The USDA will also take steps to restore the two-decade-old ‘Roadless Rule’ protections in Tongass, which were removed in 2020 by the Trump administration.
In this unique landscape, the humidity of the Pacific Ocean collides with towering coastal mountains on the Canadian border to create lush greenery and thick ancient forest that stretches for 500 miles in the extreme south of the state. About the size of West Virginia, the land is littered with islands and salmon streams, where granite cliffs drop into deep fjords.
“We look forward to meaningful consultation with tribal governments and Alaska Native corporations, and working with local communities, partners, and the state to prioritize management and investments in the region that reflect a holistic approach,” said the Secretary of State. States Tom Vilsack.
“This approach will help us chart the path to long-term economic opportunities that are sustainable and reflect the rich cultural heritage and magnificent natural resources of Southeast Alaska,” he added.
There were tentative logging plans for three major crops over 15,750 acres on Forest Service land, but environmental analyzes were never completed, so Biden administration officials said these sales would not go through.

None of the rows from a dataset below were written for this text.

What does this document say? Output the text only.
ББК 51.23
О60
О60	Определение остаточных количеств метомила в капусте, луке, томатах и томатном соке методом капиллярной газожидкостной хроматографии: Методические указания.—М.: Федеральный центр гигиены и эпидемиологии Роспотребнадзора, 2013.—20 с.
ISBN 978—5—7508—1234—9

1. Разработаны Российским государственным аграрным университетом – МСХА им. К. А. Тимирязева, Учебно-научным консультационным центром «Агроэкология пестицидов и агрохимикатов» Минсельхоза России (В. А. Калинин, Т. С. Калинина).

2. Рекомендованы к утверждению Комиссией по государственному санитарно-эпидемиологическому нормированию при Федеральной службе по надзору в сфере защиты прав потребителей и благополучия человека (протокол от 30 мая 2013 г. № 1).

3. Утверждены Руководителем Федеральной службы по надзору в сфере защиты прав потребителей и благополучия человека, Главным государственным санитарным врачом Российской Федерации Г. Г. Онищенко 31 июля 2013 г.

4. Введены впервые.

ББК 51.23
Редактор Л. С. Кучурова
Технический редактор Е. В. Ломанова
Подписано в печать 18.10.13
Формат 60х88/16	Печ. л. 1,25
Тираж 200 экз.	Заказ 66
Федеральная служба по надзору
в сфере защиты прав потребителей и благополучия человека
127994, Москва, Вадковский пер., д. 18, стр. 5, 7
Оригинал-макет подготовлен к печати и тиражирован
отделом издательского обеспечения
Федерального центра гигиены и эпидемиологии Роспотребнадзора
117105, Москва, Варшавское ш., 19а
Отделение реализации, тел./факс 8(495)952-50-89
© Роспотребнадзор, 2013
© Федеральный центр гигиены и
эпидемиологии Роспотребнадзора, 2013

USDA actions to preserve temperate rainforest are “critical to sequestering carbon, addressing the climate crisis, and maintaining the productivity and health of the region’s fisheries and fishing industry,” said a department statement. “It stores more carbon than any other national forest in the United States.”
The Tongass National Forest is of international importance as the world’s largest intact temperate rainforest, accounting for nearly one-third of all remaining primary forests. It contains more biomass per acre than any other rainforest in the world and is home to more than 400 species, including 5 species of salmon that return to spawn in Tongass each year.
Sales of small and old micro crops will still be offered to the indigenous community for cultural uses such as totem poles and canoes.